O caminho de saída estava tomado por furgões pretos e vários homens de terno, usando capacetes com binóculos, estavam atirando em quem oferecesse resistência. Explosões nas vans e nas armas deles mostravam que estavam lutando de volta. Mas Roberto não viu nada do que ele imaginava que ocorreria numa luta de magos.
– Droga, a Tecnocracia está aqui. Vamos ter que fugir.
– Mas espera aí, a gente não é mago? Não é só soltar umas bolas de fogo na cara desse povo aí?
– Como eu disse, você tem muito o que aprender. Toma aqui o seu foco arcano. Vou te teleportar para casa.
– Espera e o …
Antes que pudesse dizer qualquer outra coisa, Roberto estava na frente de casa.
– …meu carro… – Concluiu a frase em voz baixa.
Nisso, notou que havia um sedan preto parado na entrada da garagem e foi logo tratando de entrar dentro de casa onde, para sua surpresa, Amanda estava amarrada a uma cadeira no meio da sala. Dois homens estavam na mesma sala e começaram a atirar nele assim que ele entrou pela porta. Roberto se jogou deitado no corredor no meio da casa, se protegendo atrás da parede e das estantes de livros que estavam ali. Um aquário que ficava do outro lado do corredor explodiu quando um tiro o atingiu, derramando água por tudo pelo chão.
No corredor, deu de cara com outro homem, mais corpulento e careca, vestido com roupa social, gravata e uma camisa cinza.
– Wagner! Gritaram os dois homens que atiravam em Roberto, ele está indo na sua direção!

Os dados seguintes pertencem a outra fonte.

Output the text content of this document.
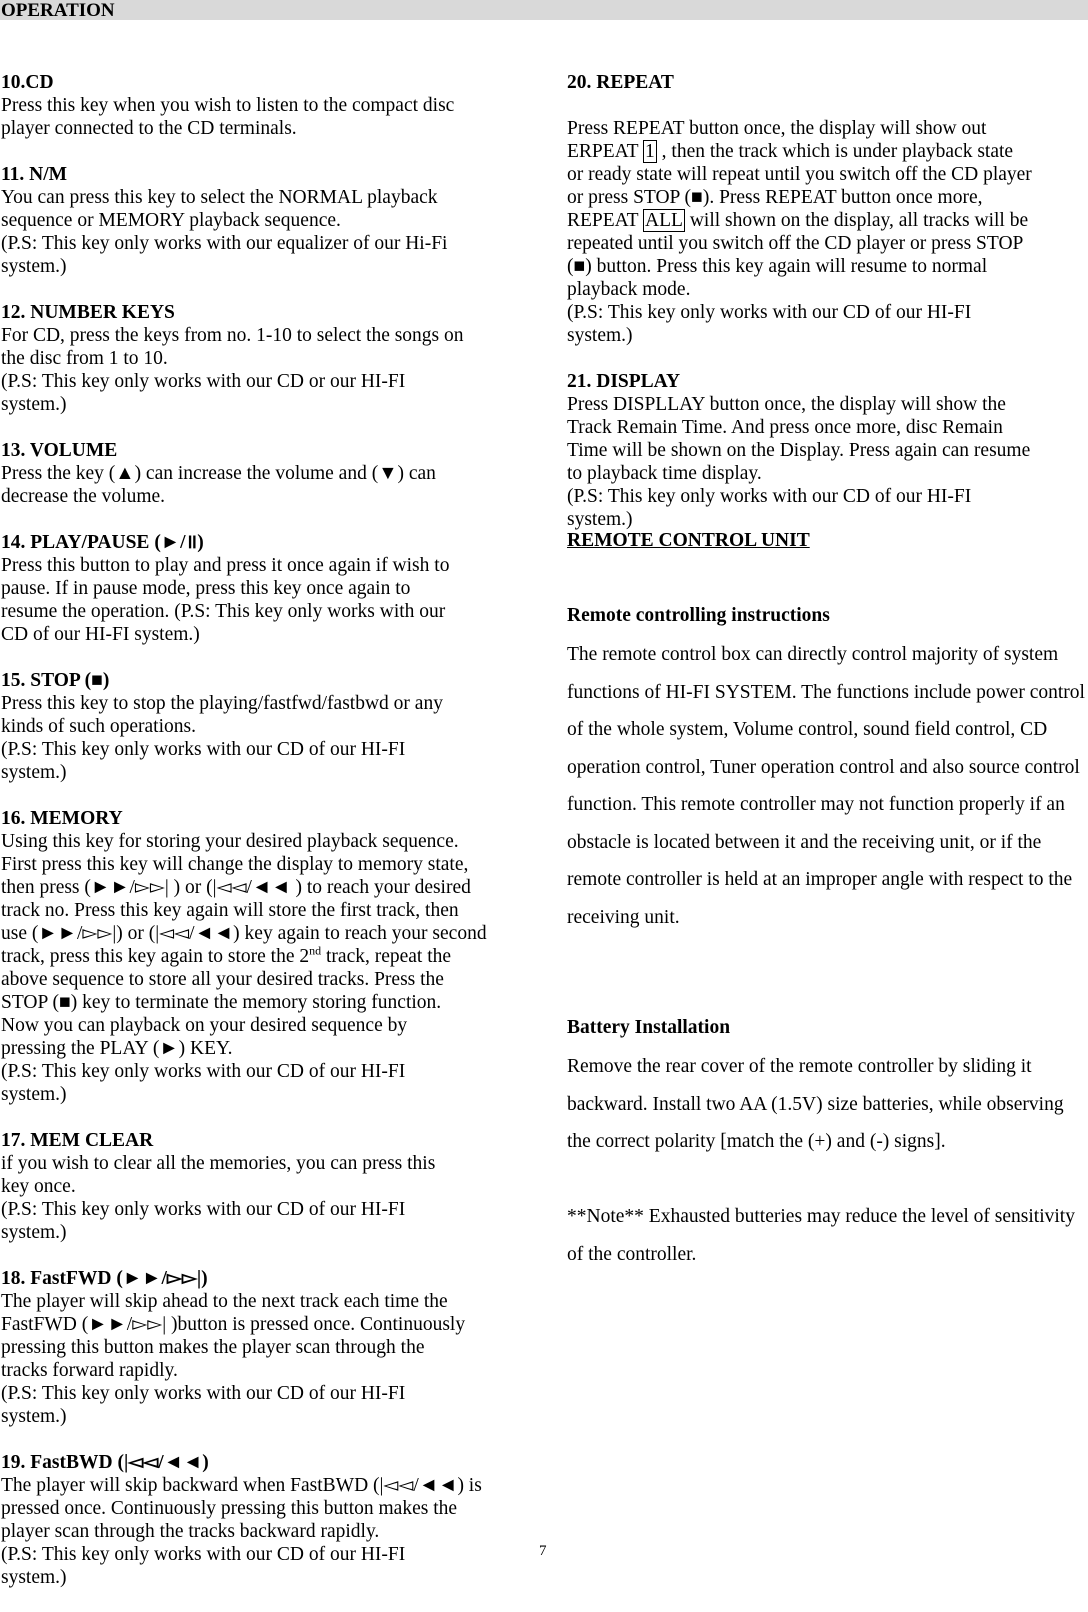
OPERATION

10.CD

Press this key when you wish to listen to the compact disc
player connected to the CD terminals.

11. N/M

You can press this key to select the NORMAL playback
sequence or MEMORY playback sequence.
(P.S: This key only works with our equalizer of our Hi-Fi
system.)

12. NUMBER KEYS

For CD, press the keys from no. 1-10 to select the songs on
the disc from 1 to 10.
(P.S: This key only works with our CD or our HI-FI
system.)

13. VOLUME

Press the key (▲) can increase the volume and (▼) can
decrease the volume.

14. PLAY/PAUSE (►/॥)

Press this button to play and press it once again if wish to
pause. If in pause mode, press this key once again to
resume the operation. (P.S: This key only works with our
CD of our HI-FI system.)

15. STOP (■)

Press this key to stop the playing/fastfwd/fastbwd or any
kinds of such operations.
(P.S: This key only works with our CD of our HI-FI
system.)

16. MEMORY

Using this key for storing your desired playback sequence.
First press this key will change the display to memory state,
then press (►►/▻▻| ) or (|◅◅/◄◄ ) to reach your desired
track no. Press this key again will store the first track, then
use (►►/▻▻|) or (|◅◅/◄◄) key again to reach your second
track, press this key again to store the 2nd track, repeat the
above sequence to store all your desired tracks. Press the
STOP (■) key to terminate the memory storing function.
Now you can playback on your desired sequence by
pressing the PLAY (►) KEY.
(P.S: This key only works with our CD of our HI-FI
system.)

17. MEM CLEAR

if you wish to clear all the memories, you can press this
key once.
(P.S: This key only works with our CD of our HI-FI
system.)

18. FastFWD (►►/▻▻|)

The player will skip ahead to the next track each time the
FastFWD (►►/▻▻| )button is pressed once. Continuously
pressing this button makes the player scan through the
tracks forward rapidly.
(P.S: This key only works with our CD of our HI-FI
system.)

19. FastBWD (|◅◅/◄◄)

The player will skip backward when FastBWD (|◅◅/◄◄) is
pressed once. Continuously pressing this button makes the
player scan through the tracks backward rapidly.
(P.S: This key only works with our CD of our HI-FI
system.)

20. REPEAT

Press REPEAT button once, the display will show out
ERPEAT 1 , then the track which is under playback state
or ready state will repeat until you switch off the CD player
or press STOP (■). Press REPEAT button once more,
REPEAT ALL will shown on the display, all tracks will be
repeated until you switch off the CD player or press STOP
(■) button. Press this key again will resume to normal
playback mode.
(P.S: This key only works with our CD of our HI-FI
system.)

21. DISPLAY

Press DISPLLAY button once, the display will show the
Track Remain Time. And press once more, disc Remain
Time will be shown on the Display. Press again can resume
to playback time display.
(P.S: This key only works with our CD of our HI-FI
system.)

REMOTE CONTROL UNIT
Remote controlling instructions
The remote control box can directly control majority of system functions of HI-FI SYSTEM. The functions include power control of the whole system, Volume control, sound field control, CD operation control, Tuner operation control and also source control function. This remote controller may not function properly if an obstacle is located between it and the receiving unit, or if the remote controller is held at an improper angle with respect to the receiving unit.
Battery Installation
Remove the rear cover of the remote controller by sliding it backward. Install two AA (1.5V) size batteries, while observing the correct polarity [match the (+) and (-) signs].
**Note** Exhausted butteries may reduce the level of sensitivity of the controller.
7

– Sim, eu estou vendo. – Retrucou Wagner.
– O que querem com a Amanda? – Perguntou Roberto.
– Queremos você, garoto. Venha sem confusão que não machucaremos a garota. – Respondeu Wagner.
– E o que querem comigo afinal? Sou apenas um contador desempregado.

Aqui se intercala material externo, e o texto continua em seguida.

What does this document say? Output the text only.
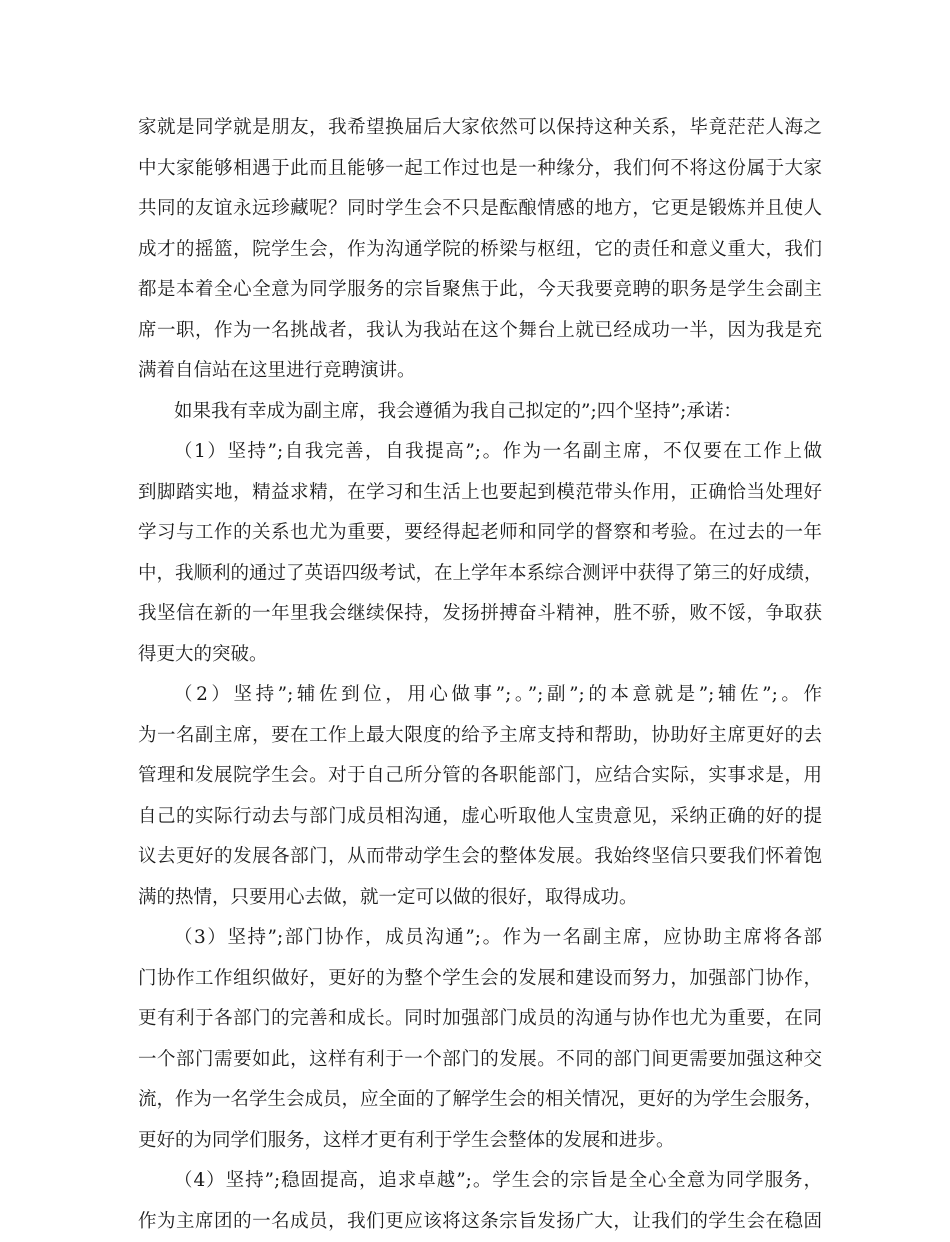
家就是同学就是朋友，我希望换届后大家依然可以保持这种关系，毕竟茫茫人海之
中大家能够相遇于此而且能够一起工作过也是一种缘分，我们何不将这份属于大家
共同的友谊永远珍藏呢？同时学生会不只是酝酿情感的地方，它更是锻炼并且使人
成才的摇篮，院学生会，作为沟通学院的桥梁与枢纽，它的责任和意义重大，我们
都是本着全心全意为同学服务的宗旨聚焦于此，今天我要竞聘的职务是学生会副主
席一职，作为一名挑战者，我认为我站在这个舞台上就已经成功一半，因为我是充
满着自信站在这里进行竞聘演讲。
如果我有幸成为副主席，我会遵循为我自己拟定的”;四个坚持”;承诺：
（1）坚持”;自我完善，自我提高”;。作为一名副主席，不仅要在工作上做
到脚踏实地，精益求精，在学习和生活上也要起到模范带头作用，正确恰当处理好
学习与工作的关系也尤为重要，要经得起老师和同学的督察和考验。在过去的一年
中，我顺利的通过了英语四级考试，在上学年本系综合测评中获得了第三的好成绩，
我坚信在新的一年里我会继续保持，发扬拼搏奋斗精神，胜不骄，败不馁，争取获
得更大的突破。
（2）坚持”;辅佐到位，用心做事”;。”;副”;的本意就是”;辅佐”;。作
为一名副主席，要在工作上最大限度的给予主席支持和帮助，协助好主席更好的去
管理和发展院学生会。对于自己所分管的各职能部门，应结合实际，实事求是，用
自己的实际行动去与部门成员相沟通，虚心听取他人宝贵意见，采纳正确的好的提
议去更好的发展各部门，从而带动学生会的整体发展。我始终坚信只要我们怀着饱
满的热情，只要用心去做，就一定可以做的很好，取得成功。
（3）坚持”;部门协作，成员沟通”;。作为一名副主席，应协助主席将各部
门协作工作组织做好，更好的为整个学生会的发展和建设而努力，加强部门协作，
更有利于各部门的完善和成长。同时加强部门成员的沟通与协作也尤为重要，在同
一个部门需要如此，这样有利于一个部门的发展。不同的部门间更需要加强这种交
流，作为一名学生会成员，应全面的了解学生会的相关情况，更好的为学生会服务，
更好的为同学们服务，这样才更有利于学生会整体的发展和进步。
（4）坚持”;稳固提高，追求卓越”;。学生会的宗旨是全心全意为同学服务，
作为主席团的一名成员，我们更应该将这条宗旨发扬广大，让我们的学生会在稳固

– Contamos com você para nossos planos.
– Então… vocês são da Tecnocracia? – Roberto murmurou, mas foi ouvido por Wagner.
– Só um contador desempregado não é mesmo? Sei. Você é muito mais do que isso.

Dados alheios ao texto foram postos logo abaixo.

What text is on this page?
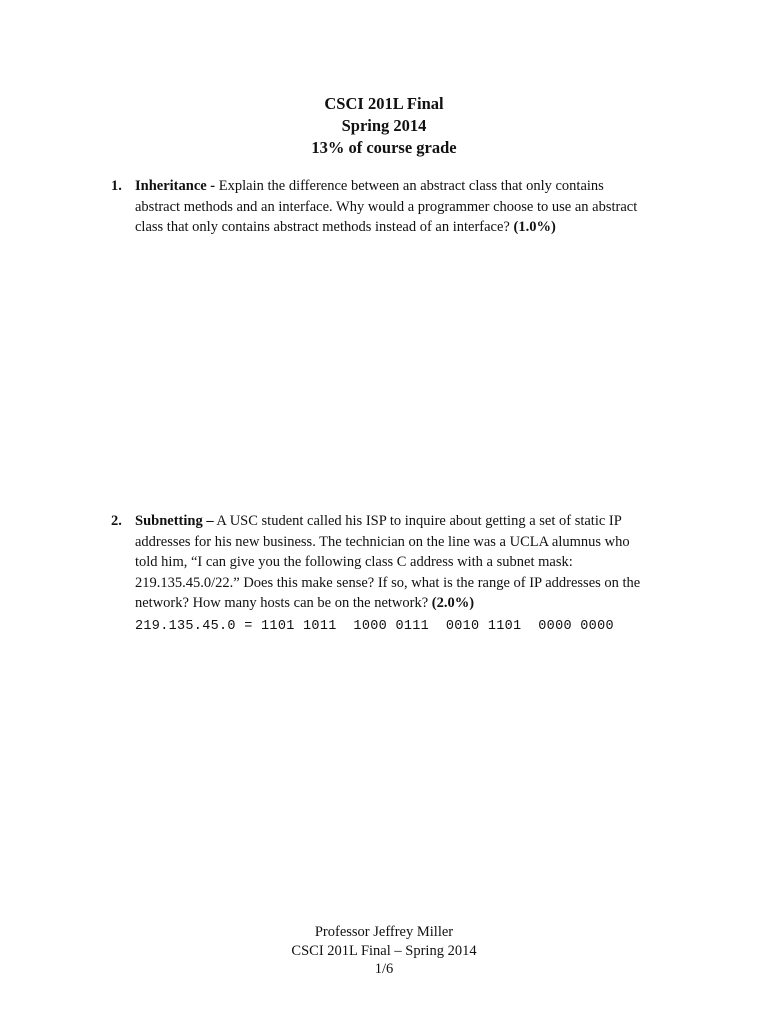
CSCI 201L Final
Spring 2014
13% of course grade
1. Inheritance - Explain the difference between an abstract class that only contains abstract methods and an interface. Why would a programmer choose to use an abstract class that only contains abstract methods instead of an interface? (1.0%)
2. Subnetting – A USC student called his ISP to inquire about getting a set of static IP addresses for his new business. The technician on the line was a UCLA alumnus who told him, “I can give you the following class C address with a subnet mask: 219.135.45.0/22.” Does this make sense? If so, what is the range of IP addresses on the network? How many hosts can be on the network? (2.0%)
219.135.45.0 = 1101 1011  1000 0111  0010 1101  0000 0000
Professor Jeffrey Miller
CSCI 201L Final – Spring 2014
1/6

Roberto pegou seu foco arcano de dentro do bolso discretamente enquanto falavam. Fechou os olhos e imaginou os dois homens que estava na sala com Amanda se afogando, ali mesmo. O efeito não foi exatamente o que ele esperava: os dois homens começaram a chorar compulsivamente, lacrimejando de forma incessante.
Wagner percebeu o que o rapaz estava fazendo e decidiu correr atrás dele para pará-lo, mas acabou caindo no chão quando a água do aquário se solidificou virando gelo muito escorregadio, após ser tocado pela energia azul que vinha das mãos do novo mago.
Roberto foi soltar Amanda, que ainda estava desacordada quando ele chegou, mas para sua surpresa ela já havia se soltado. Os dois homens que ele havia feito chorar com sua magia ainda destreinada estavam mortos. Jaziam ali apenas seus corpos retorcidos e esqueléticos, como se a vida tivesse sido sugada de dentro deles.
Amanda estava no meio da sala, de costas para o corredor e flutuando a uns vinte centímetros do chão. Seus cabelos compridos flutuavam junto, como se ela estivesse suspensa em um local sem gravidade. Quando ela se virou, sorriu para seu namorado apontando a mão em sua direção e disparando um raio de luz verde que passou pelo lado de sua cabeça e atingiu o ombro de Wagner.
Roberto estava paralisado com aquela cena. Nunca teria imaginado que Amanda seria também uma maga, ainda mais tão poderosa.
Correndo para a porta, Wagner conseguiu fugir enquanto Amanda, esgotada pelo uso de tanta magia, caía aos braços de Roberto, sem vida.
O que ele amava com todas as suas forças havia morrido, conforme a velha bruxa previra. No momento em que sua vida como um humano comum findou, algo novo nasceu: Roberto acordou para a magia e descobriu que o amor de sua vida também havia sido uma desperta.